From the country that brought you genetically altered micropigs, comes another announcement that pushes the limits of gene editing. A Chinese team from Guangzhou Institutes of Biomedicine and Health recently presented the world with a pair of super-muscled beagles: Hercules and Tiangou.
Already other research groups have tweaked the genes of monkeys, goats, rabbits and even human embryonic cells using a relatively new technology called CRISPR—a system that uses enzymes to cut and paste select segments of DNA.
Using this method, researchers disabled the gene that codes for myostatin, a protein produced by muscle cells that actually blocks muscle growth. This mutation has cropped up on its own, without scientists wielding gene editing tools, in the beef cattle breed Belgian Blue, racing whippets and humans.
The team injected the gene editor system into 35 beagle embryos. Of the 27 puppies born, only two had the edited genes.
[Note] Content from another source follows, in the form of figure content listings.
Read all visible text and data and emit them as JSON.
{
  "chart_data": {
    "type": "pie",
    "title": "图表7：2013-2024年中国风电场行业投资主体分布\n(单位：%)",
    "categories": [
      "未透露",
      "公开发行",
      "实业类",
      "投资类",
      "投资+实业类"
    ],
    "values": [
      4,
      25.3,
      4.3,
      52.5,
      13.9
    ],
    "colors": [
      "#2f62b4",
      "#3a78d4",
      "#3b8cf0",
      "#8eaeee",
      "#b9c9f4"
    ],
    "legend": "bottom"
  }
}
Hercules has the mutation in most, but not all of his cells. Yet at four months, the changes were most evident in Tiangou—named for a mythological dog from Chinese legend that eats the sun during an eclipse—who sported more muscular thighs than her unedited sister, reports Tina Hesman Saey for Science News. But now at 14 months, both pups have packed on muscle.
The beagles have "more muscles and are expected to have stronger running ability, which is good for hunting, police (military) applications," one of the researchers Liangxue Lai tells Antonio Regalado of Technology Review. But the ultimate goal of this work is to raise animals with genetic alterations that mimic human diseases like Parkinson's, George Dvorsky reports for Gizmodo. Lai and colleagues published their work earlier this month in the Journal of Molecular and Cell Biology.
They don’t plan to create specialized pets, but that doesn’t mean other groups won’t try, reports Regalado for Technology Review. Given that another Chinese research group is selling genetically edited mini pigs, pets wouldn't be out of the realm of possibility.
While, the micropigs’ genes were tweaked using a different kind of gene editing enzyme, the CRISPR system is considered more powerful and precise. That means even more possibilities. Regalado writes:
[A]t least some researchers think that gene-edited dogs could put a furry, friendly face on the technology. In an interview this month, George Church, a professor at Harvard University who leads a large effort to employ CRISPR editing, said he thinks it will be possible to augment dogs by using DNA edits to make them live longer or simply make them smarter.
The low rate of success for the dogs (two out of 27 puppies) shows that the technology has a ways to go before designer pets are readily available. But the debate is already boiling over the ethics of such gene editing. And as the technology improves, that debate will only intensify.